Les longs voyages peuvent s'avérer contradictoires. Ils unissent les esprits, mais peuvent affaiblir la santé d'un groupe. Ils jouent aussi des tours une fois la carrière de joueur actif terminée. Je m'explique. Restez là. Les voyages dans ma tête aussi sont parfois contradictoires, souvent sinueux, toujours productifs... enfin, à mes yeux!!!

Ma deuxième carrière me permet de revoir nombre d'anciens coéquipiers maintenant dans de nouveaux rôles. Certains sont dépisteurs, d'autres oeuvrent dans les médias, beaucoup occupent des postes de direction ou d'entraîneur des équipes que les Canadiens affrontent. Le plus récent séjour à l'étranger de la Sainte-Flanelle, qui se termine au moment où j'écris ces lignes à bord de l'avion qui nous ramène à Montréal, ne faisant pas exception, m'a offert la chance de revoir beaucoup d'anciens adversaires et de compagnons d'autrefois. Il m'a aussi forcé à réfléchir sur l'importance que certains anciens coéquipiers ont eu à mes yeux. Je partage avec vous aujourd'hui les fruits de cette réflexion, subjective au possible, mais sans prétention aucune.

Personne ne m'a impressionné autant que Raymond Bourque. Il s'est amené au Colorado vers la fin de la saison qui allait être ma dernière à Denver. Il personnifie, pour moi, parfaitement tous les aspects d'une légende vivante. Prêt à tout pour finalement mettre la main sur une coupe Stanley qui lui aura échappée trop souvent à Boston, sa simple présence a eu un effet énergisant comme je n'ai jamais vu au sein d'un groupe. Sa stature, sa forme physique, sa force de caractère et, fort possiblement, la différence d'âge obligeant en quelque sorte une certaine distance entre nous, m'ont émerveillé, presque subjugué.

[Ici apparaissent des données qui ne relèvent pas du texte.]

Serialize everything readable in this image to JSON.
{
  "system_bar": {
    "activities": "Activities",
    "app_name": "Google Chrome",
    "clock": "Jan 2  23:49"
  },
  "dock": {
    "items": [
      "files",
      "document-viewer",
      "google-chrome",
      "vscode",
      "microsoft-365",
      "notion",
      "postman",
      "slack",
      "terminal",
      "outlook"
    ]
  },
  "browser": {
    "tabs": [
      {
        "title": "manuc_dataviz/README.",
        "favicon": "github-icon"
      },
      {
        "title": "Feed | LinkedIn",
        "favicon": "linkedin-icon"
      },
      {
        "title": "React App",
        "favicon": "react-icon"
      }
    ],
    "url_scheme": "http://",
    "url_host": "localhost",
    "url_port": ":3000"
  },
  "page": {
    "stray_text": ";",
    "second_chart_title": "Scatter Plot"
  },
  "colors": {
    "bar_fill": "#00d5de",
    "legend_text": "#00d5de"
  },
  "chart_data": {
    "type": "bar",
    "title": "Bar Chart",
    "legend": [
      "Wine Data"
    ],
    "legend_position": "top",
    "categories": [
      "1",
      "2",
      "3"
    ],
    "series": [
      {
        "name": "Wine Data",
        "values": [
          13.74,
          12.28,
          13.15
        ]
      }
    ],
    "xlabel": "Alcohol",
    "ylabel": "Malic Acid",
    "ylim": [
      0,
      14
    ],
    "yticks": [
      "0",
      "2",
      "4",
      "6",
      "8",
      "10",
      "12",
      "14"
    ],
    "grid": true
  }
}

Le vestiaire de l'Avalanche, à la fin des années 90, débordait d'athlètes qui m'ont marqué alors que j'amorçais à peine ma carrière dans la LNH. Joe Sakic est le gentleman ultime dans le monde du hockey. Un leader discret qui prêchait par l'exemple et qui savait très bien gérer les relations avec la direction de l'équipe. Il voulait sans cesse améliorer son tir des poignets avec de nouveaux bâtons et à force de répétitions. Un cadeau pour un jeune gardien comme moi qui lui servait de cible plus souvent qu'autrement en tant que gardien adjoint.

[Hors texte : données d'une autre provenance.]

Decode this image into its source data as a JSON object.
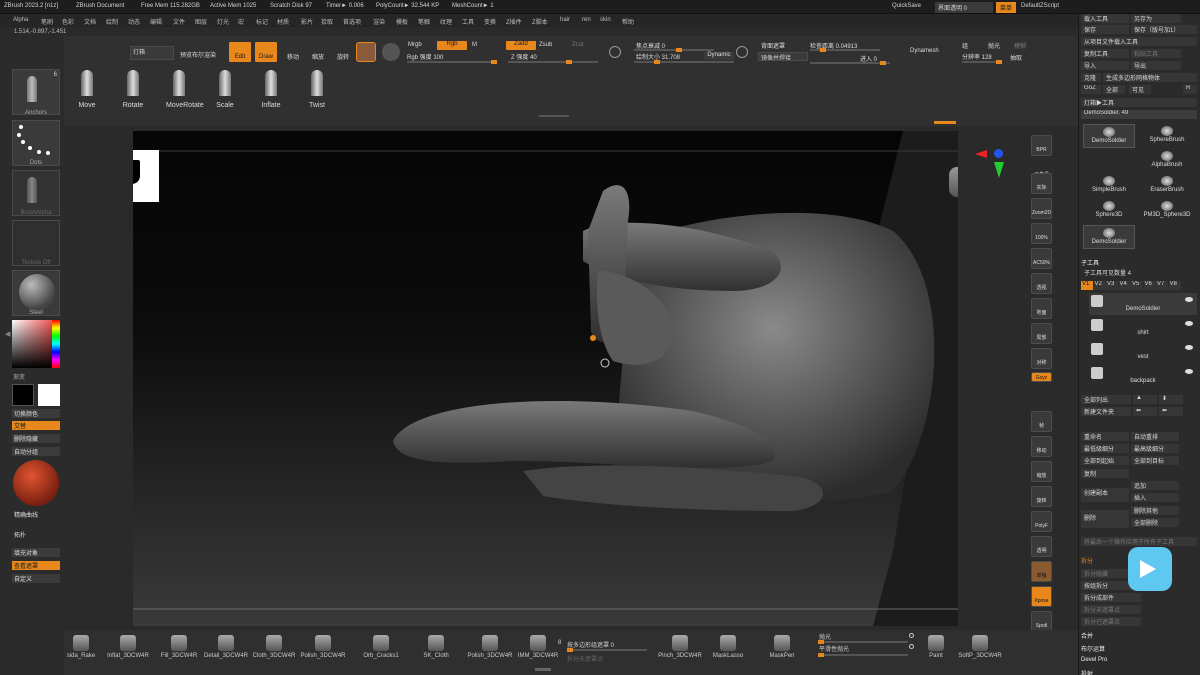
{
  "titlebar": {
    "app": "ZBrush 2023.2 [n1z]",
    "doc": "ZBrush Document",
    "freemem": "Free Mem 115.282GB",
    "activemem": "Active Mem 1025",
    "scratch": "Scratch Disk 97",
    "timer": "Timer► 0.006",
    "polycount": "PolyCount► 32.544 KP",
    "meshcount": "MeshCount► 1",
    "quicksave_label": "QuickSave",
    "transparency_label": "界面透明 0",
    "menu_label": "菜单",
    "script_label": "DefaultZScript"
  },
  "menu": [
    "Alpha",
    "笔刷",
    "色彩",
    "文档",
    "绘制",
    "动态",
    "编辑",
    "文件",
    "图层",
    "灯光",
    "宏",
    "标记",
    "材质",
    "影片",
    "拾取",
    "首选项",
    "渲染",
    "模板",
    "笔触",
    "纹理",
    "工具",
    "变换",
    "Z插件",
    "Z脚本",
    "hair",
    "ren",
    "skin",
    "帮助"
  ],
  "coords": "1.514,-0.897,-1.451",
  "top": {
    "lightbox": "灯箱",
    "preview": "预览布尔渲染",
    "edit": "Edit",
    "draw": "Draw",
    "move": "移动",
    "scale": "缩放",
    "rotate": "旋转",
    "mrgb": "Mrgb",
    "rgb": "Rgb",
    "m": "M",
    "rgb_intensity": "Rgb 强度 100",
    "zadd": "Zadd",
    "zsub": "Zsub",
    "zcut": "Zcut",
    "z_intensity": "Z 强度 40",
    "focal": "焦点衰减 0",
    "draw_size": "绘制大小 31.708",
    "dynamic": "Dynamic",
    "backface": "背面遮罩",
    "mirror": "镜像并焊接",
    "check_dist": "检查距离 0.04913",
    "advance": "进入 0",
    "dynamesh": "Dynamesh",
    "group": "组",
    "polish": "抛光",
    "resolution": "分辨率 128",
    "blur": "模糊",
    "extract": "抽取"
  },
  "brushes": [
    {
      "label": "Move"
    },
    {
      "label": "Rotate"
    },
    {
      "label": "MoveRotate"
    },
    {
      "label": "Scale"
    },
    {
      "label": "Inflate"
    },
    {
      "label": "Twist"
    }
  ],
  "left": {
    "anchors": "Anchors",
    "anchors_count": "6",
    "dots": "Dots",
    "brushalpha": "BrushAlpha",
    "textureoff": "Texture Off",
    "steel": "Steel",
    "gradient": "渐变",
    "swap_color": "切换颜色",
    "alternate": "交替",
    "delete_hide": "删除隐藏",
    "auto_group": "自动分组",
    "precise_curve": "精确曲线",
    "expand": "拓扑",
    "fill_object": "填充对象",
    "view_mask": "查看遮罩",
    "custom": "自定义"
  },
  "rtool": {
    "bpr": "BPR",
    "subpix": "子像素",
    "actual": "实际",
    "zoom2d": "Zoom2D",
    "pct100": "100%",
    "ac50": "AC50%",
    "persp": "透视",
    "floor": "地面",
    "local": "局部",
    "dynamic": "Dynamic",
    "sym": "对称",
    "xyz": "Gxyz",
    "frame": "帧",
    "move": "移动",
    "scale": "缩放",
    "rotate": "旋转",
    "polyf": "PolyF",
    "transp": "透明",
    "ghost": "幽灵",
    "solo": "单独",
    "xpose": "Xpose",
    "spotlight": "Spotl"
  },
  "rpanel": {
    "load": "载入工具",
    "saveas": "另存为",
    "save": "保存",
    "save_version": "保存（版号加1）",
    "import_proj": "从项目文件载入工具",
    "copy_tool": "复制工具",
    "paste": "粘贴工具",
    "import": "导入",
    "export": "导出",
    "clone": "克隆",
    "make_polymesh": "生成多边形网格物体",
    "goz": "GoZ",
    "all": "全部",
    "visible": "可见",
    "r": "R",
    "lightbox_tool": "灯箱▶工具",
    "current_tool": "DemoSoldier. 49",
    "tools": [
      {
        "label": "DemoSoldier"
      },
      {
        "label": "SphereBrush"
      },
      {
        "label": "AlphaBrush"
      },
      {
        "label": "SimpleBrush"
      },
      {
        "label": "EraserBrush"
      },
      {
        "label": "Sphere3D"
      },
      {
        "label": "PM3D_Sphere3D"
      },
      {
        "label": "DemoSoldier"
      }
    ],
    "subtool": "子工具",
    "subtool_count": "子工具可见数量 4",
    "vtabs": [
      "V1",
      "V2",
      "V3",
      "V4",
      "V5",
      "V6",
      "V7",
      "V8"
    ],
    "subtools": [
      {
        "label": "DemoSoldier"
      },
      {
        "label": "shirt"
      },
      {
        "label": "vest"
      },
      {
        "label": "backpack"
      }
    ],
    "list_all": "全部列出",
    "new_folder": "新建文件夹",
    "rename": "重命名",
    "auto_reorder": "自动重排",
    "lowest_res": "最低级细分",
    "highest_res": "最高级细分",
    "all_low": "全部到起始",
    "all_high": "全部到目标",
    "duplicate": "复制",
    "append": "追加",
    "insert": "插入",
    "create_copy": "创建副本",
    "delete": "删除",
    "delete_other": "删除其他",
    "delete_all": "全部删除",
    "merge_note": "将最后一个操作应用于所有子工具",
    "split": "拆分",
    "split_hidden": "拆分隐藏",
    "groups_split": "按组拆分",
    "split_parts": "拆分成部件",
    "split_unmasked": "拆分未遮罩点",
    "split_masked": "拆分已遮罩点",
    "merge": "合并",
    "boolean": "布尔运算",
    "remesh": "Devel Pro",
    "project": "投射"
  },
  "bottom": {
    "items": [
      {
        "label": "sida_Rake"
      },
      {
        "label": "Inflat_3DCW4R"
      },
      {
        "label": "Fill_3DCW4R"
      },
      {
        "label": "Detail_3DCW4R"
      },
      {
        "label": "Cloth_3DCW4R"
      },
      {
        "label": "Polish_3DCW4R"
      },
      {
        "label": "Orb_Cracks1"
      },
      {
        "label": "SK_Cloth"
      },
      {
        "label": "Polish_3DCW4R"
      },
      {
        "label": "IMM_3DCW4R"
      },
      {
        "label": "Pinch_3DCW4R"
      },
      {
        "label": "MaskLasso"
      },
      {
        "label": "MaskPen"
      },
      {
        "label": "Paint"
      },
      {
        "label": "SoftP_3DCW4R"
      }
    ],
    "polygroup": "按多边形组遮罩 0",
    "mask_unselected": "拆分未遮罩点",
    "smooth": "抛光",
    "smooth_weight": "平滑性抛光",
    "x": "8"
  },
  "colors": {
    "accent": "#e8871c",
    "panel": "#2b2b2b",
    "button": "#3a3a3a"
  }
}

Parlant de gardien, Patrick Roy a été pour moi une idole à ses débuts avec les Canadiens alors que je n'avais que neuf ans. Vous pouvez donc vous imaginez que de me retrouver assis à côté de lui dans le vestiaire du Colorado, à épier ses moindres gestes et ses réactions face à l'adversité a eu un impact sur ma carrière.

Les plus bizarres de mes coéquipiers ont aussi été des gardiens. Craig Billington et Ron Tugnutt avaient des façons très particulières de se préparer pendant les heures précédant un départ. Les interactions étaient, comment dire, inexistantes. Geoff Sanderson est assurément celui qui aura été le plus capricieux de mes collègues. Que ce soit la configuration de la courbe de son bâton ou encore le positionnement de la lame de ses patins par rapport à la bottine, rien ne lui échappait. En fait rien ne lui plaisait!

Je ne peux terminer ce texte sans parler de ceux avec qui j'ai passé le plus de temps à l'extérieur de la patinoire. Luke Richardson a été mon capitaine à Columbus et un coéquipier à Tampa. D'agréable compagnie, c'était aussi un dur. Je me rappelle de l'avoir vu quitter la glace par ses propres moyens après avoir reçu en plein visage un tir violent qui venait de lui fracasser la mâchoire! C'est une personne incroyable, qui a traversé des moments très difficiles récemment et qui fait un boulot exceptionnel aujourd'hui comme entraîneur-chef du club-école des Sénateurs d'Ottawa à Binghamton.

Si j'ai vraiment apprécié les heures passées avec mes bons amis à Columbus Serge Aubin, avec qui j'ai aussi joué à Hershey, et Jean-Luc GrandPierre; je dois avouer que le meilleur groupe de soutien je l'ai trouvé à Tampa. À un moment de ma carrière ou tout semblait s'écrouler professionnellement, Vincent Lecavalier, Brad Richards, Martin St-Louis et André Roy ont été à la fois des oreilles attentives, mais surtout des motivateurs incroyables qui se sont assurés que, même si mon orgueil était blessé, mes priorités et mes valeurs étaient intactes. J'ai un énorme respect pour ses hommes et je leur en suis reconnaissant.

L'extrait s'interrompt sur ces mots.